Die Pazifik

1905 beschaffte die Pennsylvania von der American Locomotive Company in Philadelphia (der „Alco" späterer Jahre) eine Pazifik-Versuchsmaschine, die als K-1 klassifiziert wurde. 1910 wurde die Klasse K-2 entworfen und in zunehmenden Stückzahlen ab 1911 gebaut. Diese besaß die große, breite Belpaire-Feuerbüchse. 1913 entwickelte sich die Bauart, nunmehr auf Heißdampf umgeändert, zur Klasse K-3. Bis dahin hatte sich die Pazifik in Nordamerika allgemein durchgesetzt.

In Europa erschien sie während der Jahre 1907-08. Den Anfang machte Frank­reich 1907 mit einem recht plumpen Entwurf für die Westbahn, bei welchem die verlängerte Rauchkammer fast halb so lang wie der Kessel zu sein schien. Es folgte die deutsche Fabrik von J. A. Maffei unter dem großen Anton Hammel mit einer Lieferung an die Badische Staatsbahn. 1908 schuf ein weiterer großer Mann des Lokomotivbaus, George Jackson Churchward, eine einzelne Lok für die Great Western Railway, wo sie eine Art lästiges Anhängsel darstellte, denn sie konnte infolge ihres hohen Gewichtes auf den Strecken westlich von Bristol nicht eingesetzt werden. Von Churchward stammte allerdings schon eine sehr leistungsfähige 2C­Vierlings-Type, die unter ständiger Vergrößerung bis zum Ende ihrer Tage 1957 der Gesellschaft genügen sollte (Pazifiks wurden in Großbritannien bis zum Ende der zwanziger Jahre nicht recht heimisch).

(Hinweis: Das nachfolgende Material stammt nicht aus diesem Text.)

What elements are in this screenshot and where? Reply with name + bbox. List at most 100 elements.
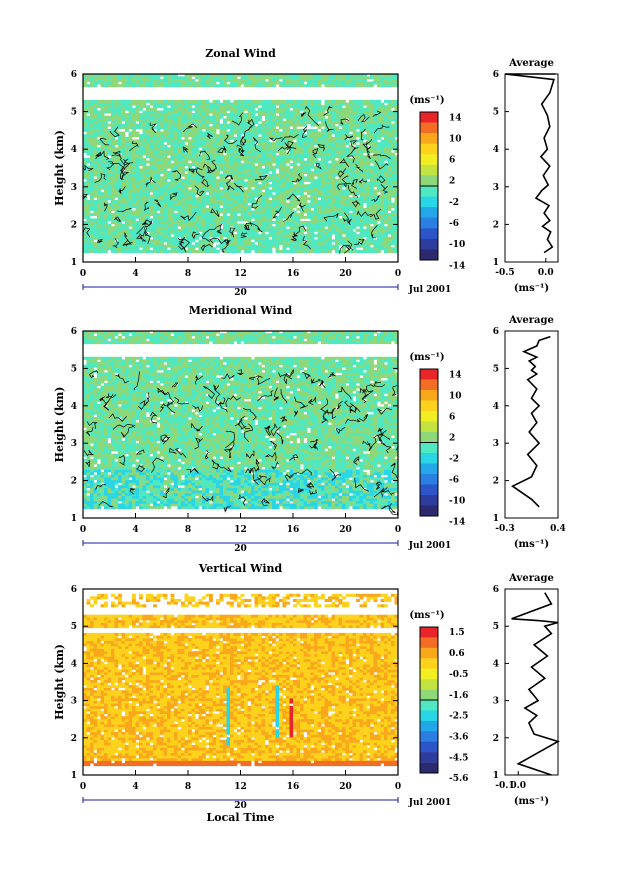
heatmap-cell	[146, 107, 150, 111]
heatmap-cell	[142, 144, 147, 148]
heatmap-cell	[247, 250, 252, 253]
heatmap-cell	[377, 197, 381, 201]
heatmap-cell	[289, 150, 294, 153]
heatmap-cell	[352, 168, 357, 172]
heatmap-cell	[335, 126, 339, 130]
heatmap-cell	[146, 223, 150, 227]
heatmap-cell	[317, 165, 322, 169]
heatmap-cell	[240, 110, 245, 114]
heatmap-cell	[97, 171, 101, 174]
heatmap-cell	[300, 178, 304, 182]
heatmap-cell	[338, 205, 343, 209]
heatmap-cell	[258, 250, 262, 253]
heatmap-cell	[317, 150, 322, 153]
heatmap-cell	[219, 131, 224, 135]
heatmap-cell	[107, 184, 112, 188]
heatmap-cell	[279, 147, 283, 151]
heatmap-cell	[307, 139, 311, 143]
heatmap-cell	[160, 194, 164, 198]
heatmap-cell	[135, 118, 140, 122]
heatmap-cell	[146, 160, 150, 164]
heatmap-cell	[349, 239, 353, 243]
heatmap-cell	[167, 197, 171, 201]
heatmap-cell	[338, 165, 343, 169]
heatmap-cell	[198, 176, 203, 180]
heatmap-cell	[359, 189, 364, 193]
heatmap-cell	[135, 147, 140, 151]
heatmap-cell	[212, 173, 217, 177]
heatmap-cell	[226, 242, 231, 246]
heatmap-cell	[191, 192, 196, 196]
heatmap-cell	[394, 189, 399, 193]
heatmap-cell	[114, 121, 119, 124]
heatmap-cell	[384, 239, 388, 243]
heatmap-cell	[338, 228, 343, 232]
heatmap-cell	[188, 152, 192, 156]
heatmap-cell	[174, 181, 178, 185]
heatmap-cell	[146, 171, 150, 174]
heatmap-cell	[328, 144, 332, 148]
heatmap-cell	[202, 226, 206, 230]
heatmap-cell	[328, 176, 332, 180]
heatmap-cell	[356, 107, 360, 111]
heatmap-cell	[195, 102, 199, 106]
heatmap-cell	[114, 155, 119, 159]
heatmap-cell	[167, 215, 171, 219]
heatmap-cell	[118, 105, 122, 109]
heatmap-cell	[184, 194, 189, 198]
heatmap-cell	[83, 210, 87, 214]
heatmap-cell	[377, 189, 381, 193]
heatmap-cell	[86, 247, 91, 251]
heatmap-cell	[394, 200, 399, 203]
heatmap-cell	[93, 113, 98, 117]
heatmap-cell	[163, 189, 168, 193]
heatmap-cell	[359, 250, 364, 253]
heatmap-cell	[125, 189, 129, 193]
heatmap-cell	[233, 105, 238, 109]
heatmap-cell	[156, 163, 161, 167]
heatmap-cell	[188, 131, 192, 135]
heatmap-cell	[237, 134, 241, 138]
heatmap-cell	[230, 213, 234, 217]
heatmap-cell	[114, 247, 119, 251]
heatmap-cell	[121, 152, 126, 156]
heatmap-cell	[191, 163, 196, 167]
heatmap-cell	[191, 102, 196, 106]
heatmap-cell	[226, 197, 231, 201]
heatmap-cell	[387, 128, 392, 132]
heatmap-cell	[261, 192, 266, 196]
heatmap-cell	[146, 205, 150, 209]
heatmap-cell	[188, 123, 192, 127]
heatmap-cell	[90, 107, 94, 111]
heatmap-cell	[118, 226, 122, 230]
heatmap-cell	[90, 131, 94, 135]
heatmap-cell	[83, 181, 87, 185]
heatmap-cell	[198, 123, 203, 127]
heatmap-cell	[384, 192, 388, 196]
heatmap-cell	[394, 210, 399, 214]
heatmap-cell	[93, 231, 98, 235]
heatmap-cell	[100, 207, 105, 211]
heatmap-cell	[219, 157, 224, 161]
heatmap-cell	[139, 228, 143, 232]
heatmap-cell	[324, 165, 329, 169]
heatmap-cell	[156, 136, 161, 140]
heatmap-cell	[356, 192, 360, 196]
heatmap-cell	[170, 136, 175, 140]
heatmap-cell	[359, 207, 364, 211]
heatmap-cell	[335, 210, 339, 214]
heatmap-cell	[163, 139, 168, 143]
heatmap-cell	[107, 234, 112, 238]
heatmap-cell	[118, 210, 122, 214]
heatmap-cell	[128, 192, 133, 196]
heatmap-cell	[258, 160, 262, 164]
heatmap-cell	[293, 150, 297, 153]
heatmap-cell	[135, 99, 140, 103]
heatmap-cell	[132, 118, 136, 122]
heatmap-cell	[254, 189, 259, 193]
heatmap-cell	[380, 207, 385, 211]
heatmap-cell	[359, 157, 364, 161]
heatmap-cell	[380, 181, 385, 185]
heatmap-cell	[230, 123, 234, 127]
heatmap-cell	[391, 163, 395, 167]
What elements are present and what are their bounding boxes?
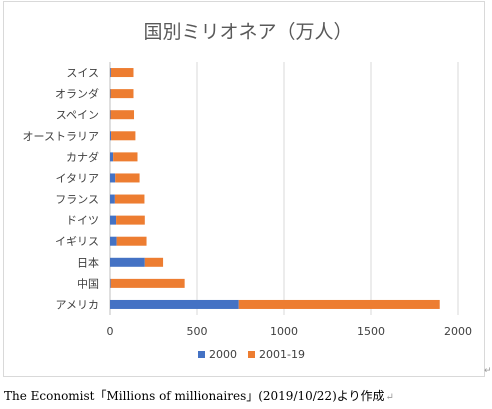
bar-segment-2000: [110, 236, 117, 246]
x-tick-label-1000: 1000: [270, 325, 298, 338]
bar-segment-2000: [110, 299, 239, 309]
frame-mark-icon: ↵: [484, 366, 492, 376]
legend-label: 2001-19: [259, 348, 305, 361]
bar-segment-2000: [110, 173, 116, 183]
bar-segment-2001-19: [110, 68, 134, 78]
category-label: オランダ: [55, 87, 99, 101]
bar-segment-2001-19: [111, 131, 136, 141]
x-tick-label-1500: 1500: [357, 325, 385, 338]
chart-title: 国別ミリオネア（万人）: [143, 21, 352, 43]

Hammel vom J. A. Maffei-Unternehmen in München gebührt das Verdienst, die beste dieser frühen europäischen Pazifiks geschaffen zu haben. Diese, zuerst als Reihe S 3/6 der Bayerischen Staatsbahn bezeichnet, war eine vergrößerte, mit Über­hitzer und großer Feuerbüchse ausgerüstete Version von Hammels S 2/5-Atlantik und, noch näherliegend, einer 2 B 2-Versuchsmaschine, die 1906 für hohe Geschwin­digkeiten gebaut worden war und jetzt im Nürnberger Verkehrsmuseum steht. Die S 3/6, eine Vierzylinder-Verbundmaschine, entstand erstmals 1908 und wurde mit kleinen Änderungen bis zum Jahre 1930 nachgebaut. Eine historische Tatsache, die kaum Parallelen in der Geschichte des Dampflokomotivbaus findet. Der Entwurf zeigte eine bemerkenswerte Verbindung von europäischer und amerikanischer Tra­dition und war sicherlich durch den Ankauf zweier Atlantik-Maschinen aus Amerika kurz vor der Jahrhundertwende beeinflusst.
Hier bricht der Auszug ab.